E poiché in una struttura economica di questo genere il criterio discriminante del « lavoro » è di natura essenzialmente so­ciale, è ovvio ch'esso tenda, da una parte a tener compresso il salario orario dell’ope­raio non qualificato e, dall’altra, ad aumen­tare gradatamente ma costantemente il reddito globale del lavoratore qualificato, dello stakhanovista e del dirigente (3).

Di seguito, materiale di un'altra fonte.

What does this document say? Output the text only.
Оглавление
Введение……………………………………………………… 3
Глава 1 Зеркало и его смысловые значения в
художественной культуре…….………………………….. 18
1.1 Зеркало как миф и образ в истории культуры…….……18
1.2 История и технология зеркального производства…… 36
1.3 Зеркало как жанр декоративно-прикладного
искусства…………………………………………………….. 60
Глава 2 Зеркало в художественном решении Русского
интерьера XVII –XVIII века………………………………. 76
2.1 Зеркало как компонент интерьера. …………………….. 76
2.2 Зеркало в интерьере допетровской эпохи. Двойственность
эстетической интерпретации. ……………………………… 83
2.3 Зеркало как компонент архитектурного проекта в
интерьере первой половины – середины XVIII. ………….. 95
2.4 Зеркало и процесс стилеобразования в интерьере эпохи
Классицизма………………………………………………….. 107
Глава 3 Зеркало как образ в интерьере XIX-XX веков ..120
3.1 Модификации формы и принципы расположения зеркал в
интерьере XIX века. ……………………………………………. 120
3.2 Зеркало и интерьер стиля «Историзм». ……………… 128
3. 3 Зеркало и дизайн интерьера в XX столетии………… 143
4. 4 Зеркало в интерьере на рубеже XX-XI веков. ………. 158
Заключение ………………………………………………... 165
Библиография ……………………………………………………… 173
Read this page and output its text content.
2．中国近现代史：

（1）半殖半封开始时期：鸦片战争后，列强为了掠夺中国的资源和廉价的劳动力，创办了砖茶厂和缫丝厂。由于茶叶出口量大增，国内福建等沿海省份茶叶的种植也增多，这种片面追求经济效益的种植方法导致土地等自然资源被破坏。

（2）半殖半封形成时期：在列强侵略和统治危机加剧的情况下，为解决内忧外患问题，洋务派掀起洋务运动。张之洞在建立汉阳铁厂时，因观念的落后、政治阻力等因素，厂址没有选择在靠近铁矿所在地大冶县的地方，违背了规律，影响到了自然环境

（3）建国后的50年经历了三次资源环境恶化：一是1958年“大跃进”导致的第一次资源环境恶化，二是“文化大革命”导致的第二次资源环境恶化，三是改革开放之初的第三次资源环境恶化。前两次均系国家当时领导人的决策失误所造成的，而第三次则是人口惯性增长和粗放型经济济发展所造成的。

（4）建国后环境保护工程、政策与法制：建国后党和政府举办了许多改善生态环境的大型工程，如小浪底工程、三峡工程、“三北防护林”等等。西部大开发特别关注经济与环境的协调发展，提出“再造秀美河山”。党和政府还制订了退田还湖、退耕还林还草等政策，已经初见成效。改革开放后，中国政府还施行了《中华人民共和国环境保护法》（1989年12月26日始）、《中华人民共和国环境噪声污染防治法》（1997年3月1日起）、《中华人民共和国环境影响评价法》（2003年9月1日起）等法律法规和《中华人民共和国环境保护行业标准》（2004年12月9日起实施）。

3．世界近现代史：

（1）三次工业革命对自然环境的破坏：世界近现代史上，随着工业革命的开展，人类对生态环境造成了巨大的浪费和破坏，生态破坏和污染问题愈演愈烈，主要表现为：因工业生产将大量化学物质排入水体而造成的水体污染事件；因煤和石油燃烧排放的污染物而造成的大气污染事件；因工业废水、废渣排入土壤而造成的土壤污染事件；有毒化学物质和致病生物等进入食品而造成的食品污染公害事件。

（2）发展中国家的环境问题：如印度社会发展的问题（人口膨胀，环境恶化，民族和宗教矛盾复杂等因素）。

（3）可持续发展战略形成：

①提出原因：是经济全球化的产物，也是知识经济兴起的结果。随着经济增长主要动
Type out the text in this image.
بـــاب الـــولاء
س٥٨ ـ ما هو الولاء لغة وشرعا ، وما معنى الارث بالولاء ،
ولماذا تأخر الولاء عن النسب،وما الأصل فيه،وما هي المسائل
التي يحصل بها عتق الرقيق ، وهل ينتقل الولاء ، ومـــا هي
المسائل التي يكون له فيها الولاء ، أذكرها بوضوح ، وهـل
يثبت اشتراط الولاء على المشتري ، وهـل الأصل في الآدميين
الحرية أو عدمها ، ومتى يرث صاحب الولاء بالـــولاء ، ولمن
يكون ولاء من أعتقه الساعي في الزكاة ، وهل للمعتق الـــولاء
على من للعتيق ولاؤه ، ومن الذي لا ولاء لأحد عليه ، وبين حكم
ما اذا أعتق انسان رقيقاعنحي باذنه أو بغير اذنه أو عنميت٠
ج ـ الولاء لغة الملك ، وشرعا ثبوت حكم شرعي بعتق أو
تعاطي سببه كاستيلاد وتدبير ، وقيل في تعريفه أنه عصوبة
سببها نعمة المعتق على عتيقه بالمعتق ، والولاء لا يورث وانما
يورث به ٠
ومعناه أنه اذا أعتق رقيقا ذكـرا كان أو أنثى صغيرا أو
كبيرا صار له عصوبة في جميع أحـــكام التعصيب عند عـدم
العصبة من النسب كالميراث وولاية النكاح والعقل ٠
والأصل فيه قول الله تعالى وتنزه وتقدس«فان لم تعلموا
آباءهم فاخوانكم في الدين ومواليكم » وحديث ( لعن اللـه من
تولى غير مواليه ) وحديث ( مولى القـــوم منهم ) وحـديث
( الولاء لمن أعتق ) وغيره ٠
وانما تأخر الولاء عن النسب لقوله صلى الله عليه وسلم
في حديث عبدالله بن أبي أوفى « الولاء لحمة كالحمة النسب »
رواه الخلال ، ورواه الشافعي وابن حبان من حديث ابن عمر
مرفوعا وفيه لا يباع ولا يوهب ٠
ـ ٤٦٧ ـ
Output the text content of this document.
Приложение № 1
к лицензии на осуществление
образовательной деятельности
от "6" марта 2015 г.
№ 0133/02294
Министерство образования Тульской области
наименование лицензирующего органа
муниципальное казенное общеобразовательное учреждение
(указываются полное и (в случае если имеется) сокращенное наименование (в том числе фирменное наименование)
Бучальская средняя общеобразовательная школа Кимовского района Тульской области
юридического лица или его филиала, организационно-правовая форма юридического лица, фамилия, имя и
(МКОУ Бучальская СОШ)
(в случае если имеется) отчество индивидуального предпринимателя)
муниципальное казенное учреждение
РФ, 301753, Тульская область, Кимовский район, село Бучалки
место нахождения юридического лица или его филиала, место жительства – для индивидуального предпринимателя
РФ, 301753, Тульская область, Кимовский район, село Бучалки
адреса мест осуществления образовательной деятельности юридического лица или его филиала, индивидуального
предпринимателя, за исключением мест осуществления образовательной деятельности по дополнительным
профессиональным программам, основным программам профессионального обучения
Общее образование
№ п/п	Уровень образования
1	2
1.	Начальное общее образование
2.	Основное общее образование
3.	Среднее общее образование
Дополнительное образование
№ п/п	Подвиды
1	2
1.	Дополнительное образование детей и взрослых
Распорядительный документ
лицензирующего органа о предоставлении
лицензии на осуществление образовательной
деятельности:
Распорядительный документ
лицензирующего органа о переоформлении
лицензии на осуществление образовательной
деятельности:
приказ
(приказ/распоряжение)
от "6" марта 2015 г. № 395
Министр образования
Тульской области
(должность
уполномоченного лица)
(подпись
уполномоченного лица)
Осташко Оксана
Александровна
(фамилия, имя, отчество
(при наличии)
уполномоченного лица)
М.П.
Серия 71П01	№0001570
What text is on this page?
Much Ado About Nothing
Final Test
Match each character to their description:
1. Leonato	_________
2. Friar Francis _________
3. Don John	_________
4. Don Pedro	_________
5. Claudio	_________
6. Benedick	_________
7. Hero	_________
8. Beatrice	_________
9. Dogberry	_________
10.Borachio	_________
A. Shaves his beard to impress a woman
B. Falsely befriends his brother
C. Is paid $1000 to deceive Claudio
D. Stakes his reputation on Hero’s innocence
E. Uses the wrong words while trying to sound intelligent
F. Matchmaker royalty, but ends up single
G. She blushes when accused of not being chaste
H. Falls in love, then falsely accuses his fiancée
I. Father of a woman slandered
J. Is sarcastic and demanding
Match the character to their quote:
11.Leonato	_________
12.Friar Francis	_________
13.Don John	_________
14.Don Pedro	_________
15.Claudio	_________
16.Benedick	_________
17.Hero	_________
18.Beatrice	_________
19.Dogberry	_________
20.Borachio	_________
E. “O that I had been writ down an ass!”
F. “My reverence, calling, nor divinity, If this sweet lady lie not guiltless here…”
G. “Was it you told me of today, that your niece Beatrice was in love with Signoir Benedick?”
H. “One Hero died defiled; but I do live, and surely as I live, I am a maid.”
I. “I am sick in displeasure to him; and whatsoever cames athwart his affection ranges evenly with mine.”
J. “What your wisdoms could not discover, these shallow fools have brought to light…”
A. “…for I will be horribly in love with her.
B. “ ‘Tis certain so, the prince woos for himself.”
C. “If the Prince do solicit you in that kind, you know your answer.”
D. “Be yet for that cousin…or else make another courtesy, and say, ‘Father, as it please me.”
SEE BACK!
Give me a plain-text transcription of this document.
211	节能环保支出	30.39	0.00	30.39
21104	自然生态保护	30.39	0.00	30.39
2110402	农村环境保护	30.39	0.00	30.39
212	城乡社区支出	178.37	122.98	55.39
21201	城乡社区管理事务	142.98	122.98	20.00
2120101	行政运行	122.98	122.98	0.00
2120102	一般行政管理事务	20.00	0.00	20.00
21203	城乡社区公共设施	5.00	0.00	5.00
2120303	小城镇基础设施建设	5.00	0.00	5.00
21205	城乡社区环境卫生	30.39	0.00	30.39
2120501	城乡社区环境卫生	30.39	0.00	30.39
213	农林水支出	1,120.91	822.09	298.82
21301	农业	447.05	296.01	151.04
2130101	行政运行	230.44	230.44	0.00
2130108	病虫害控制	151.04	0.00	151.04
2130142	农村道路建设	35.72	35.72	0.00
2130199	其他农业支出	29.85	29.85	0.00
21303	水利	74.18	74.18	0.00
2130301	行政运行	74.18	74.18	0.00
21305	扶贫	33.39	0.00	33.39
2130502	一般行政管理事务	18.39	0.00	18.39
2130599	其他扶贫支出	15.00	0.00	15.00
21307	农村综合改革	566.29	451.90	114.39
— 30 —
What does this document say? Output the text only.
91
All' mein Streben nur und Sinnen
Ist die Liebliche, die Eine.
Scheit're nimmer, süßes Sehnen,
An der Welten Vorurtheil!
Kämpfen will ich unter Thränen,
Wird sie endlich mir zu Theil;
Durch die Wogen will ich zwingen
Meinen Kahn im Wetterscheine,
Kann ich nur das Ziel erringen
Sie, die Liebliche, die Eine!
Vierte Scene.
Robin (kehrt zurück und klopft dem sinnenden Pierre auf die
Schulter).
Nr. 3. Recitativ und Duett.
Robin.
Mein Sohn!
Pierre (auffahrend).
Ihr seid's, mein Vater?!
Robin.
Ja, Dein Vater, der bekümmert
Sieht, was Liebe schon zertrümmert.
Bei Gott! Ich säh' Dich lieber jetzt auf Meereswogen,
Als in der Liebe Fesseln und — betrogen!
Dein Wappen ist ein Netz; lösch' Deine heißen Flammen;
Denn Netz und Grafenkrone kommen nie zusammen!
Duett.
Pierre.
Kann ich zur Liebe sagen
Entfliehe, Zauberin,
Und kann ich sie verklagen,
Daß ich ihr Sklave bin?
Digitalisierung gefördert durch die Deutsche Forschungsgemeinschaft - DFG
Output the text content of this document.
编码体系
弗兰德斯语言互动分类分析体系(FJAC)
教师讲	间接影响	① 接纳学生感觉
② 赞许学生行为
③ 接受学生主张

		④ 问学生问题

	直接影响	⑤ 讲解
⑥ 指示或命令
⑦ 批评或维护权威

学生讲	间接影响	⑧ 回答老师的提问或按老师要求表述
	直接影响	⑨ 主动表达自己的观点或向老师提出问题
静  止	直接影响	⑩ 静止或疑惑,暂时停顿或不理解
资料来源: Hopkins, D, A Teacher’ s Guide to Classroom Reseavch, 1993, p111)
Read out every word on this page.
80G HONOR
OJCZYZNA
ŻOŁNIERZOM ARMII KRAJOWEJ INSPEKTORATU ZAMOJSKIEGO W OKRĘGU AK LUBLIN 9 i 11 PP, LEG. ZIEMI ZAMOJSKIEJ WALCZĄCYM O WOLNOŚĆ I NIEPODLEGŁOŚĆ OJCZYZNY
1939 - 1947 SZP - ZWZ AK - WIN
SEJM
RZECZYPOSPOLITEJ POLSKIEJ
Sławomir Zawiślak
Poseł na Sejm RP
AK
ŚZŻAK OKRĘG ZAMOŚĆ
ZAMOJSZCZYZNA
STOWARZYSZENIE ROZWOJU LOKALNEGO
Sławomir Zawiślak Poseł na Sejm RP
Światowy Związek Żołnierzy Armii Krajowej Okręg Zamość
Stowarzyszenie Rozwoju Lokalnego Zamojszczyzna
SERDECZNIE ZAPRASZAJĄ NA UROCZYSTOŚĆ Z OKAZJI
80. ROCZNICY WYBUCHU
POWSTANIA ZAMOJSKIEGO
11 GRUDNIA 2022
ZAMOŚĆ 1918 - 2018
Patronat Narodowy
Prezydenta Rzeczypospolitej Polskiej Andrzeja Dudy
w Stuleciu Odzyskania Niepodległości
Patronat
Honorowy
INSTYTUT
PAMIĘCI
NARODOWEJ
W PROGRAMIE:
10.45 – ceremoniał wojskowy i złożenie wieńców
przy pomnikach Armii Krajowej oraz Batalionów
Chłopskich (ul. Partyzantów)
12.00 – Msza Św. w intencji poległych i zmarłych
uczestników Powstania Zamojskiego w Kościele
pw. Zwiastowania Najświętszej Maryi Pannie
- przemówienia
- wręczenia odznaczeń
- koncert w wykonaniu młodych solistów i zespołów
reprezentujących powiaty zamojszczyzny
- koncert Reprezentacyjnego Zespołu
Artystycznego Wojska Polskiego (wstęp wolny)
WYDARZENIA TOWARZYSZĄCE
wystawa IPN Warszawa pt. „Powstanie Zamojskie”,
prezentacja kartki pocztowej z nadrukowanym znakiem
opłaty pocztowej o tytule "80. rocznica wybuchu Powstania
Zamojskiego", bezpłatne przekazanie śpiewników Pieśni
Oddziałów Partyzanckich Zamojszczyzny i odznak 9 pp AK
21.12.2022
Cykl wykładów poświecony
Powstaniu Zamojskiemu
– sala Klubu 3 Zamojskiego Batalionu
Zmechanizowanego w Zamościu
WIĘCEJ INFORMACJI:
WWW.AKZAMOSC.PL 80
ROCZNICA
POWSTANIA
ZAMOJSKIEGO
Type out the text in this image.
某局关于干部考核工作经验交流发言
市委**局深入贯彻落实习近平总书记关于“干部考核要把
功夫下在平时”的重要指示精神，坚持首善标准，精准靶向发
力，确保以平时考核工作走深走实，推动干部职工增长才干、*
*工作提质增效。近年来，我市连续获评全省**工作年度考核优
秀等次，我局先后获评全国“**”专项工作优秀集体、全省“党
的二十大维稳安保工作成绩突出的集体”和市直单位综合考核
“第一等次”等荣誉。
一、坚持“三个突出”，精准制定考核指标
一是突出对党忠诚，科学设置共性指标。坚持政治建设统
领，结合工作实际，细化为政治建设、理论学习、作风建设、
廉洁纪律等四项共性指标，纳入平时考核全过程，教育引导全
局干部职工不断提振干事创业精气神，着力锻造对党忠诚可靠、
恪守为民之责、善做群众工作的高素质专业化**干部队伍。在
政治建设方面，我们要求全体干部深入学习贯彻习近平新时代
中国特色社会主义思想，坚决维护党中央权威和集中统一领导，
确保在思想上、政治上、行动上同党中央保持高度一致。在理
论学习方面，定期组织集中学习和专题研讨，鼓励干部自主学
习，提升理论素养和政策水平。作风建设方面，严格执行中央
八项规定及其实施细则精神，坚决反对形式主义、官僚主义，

An­date,   con   questo,   a   parlare   di   una   progressiva scomparsa delle classi o di un avvicinamento alla formula comunista: « a ciascuno  secondo  il suo  bisogno » !

Dobbiamo meravigliarci, dopo tutto que­sto,   della   constatazione   del   Drucker   che « il risultato del contatto col sistema indu­striale   russo   è   stato   sorprendente:   alcuni dei   più   conservatori   industriali   americani, per i quali tutto ciò che è russo era anate­ma, esaltano oggi le virtù del sistema russo dei salari a premio »? E che, d'altra parte, l'introduzione   di   questo   sistema   e   dello stakhanovismo    abbia   urtato    nel    1934-36 contro l'opposizione   degli  organi  sindacali provocando per contraccolpo il loro esauto­ramento?   Il   trionfo   della   nuova   politica salariale e la  « morte del sindacato »  sono due aspetti  della  stessa evoluzione storica, cioè   dell’inversione   dei   rapporti   di   forza fra le classi nella fase discendente della ri­voluzione russa.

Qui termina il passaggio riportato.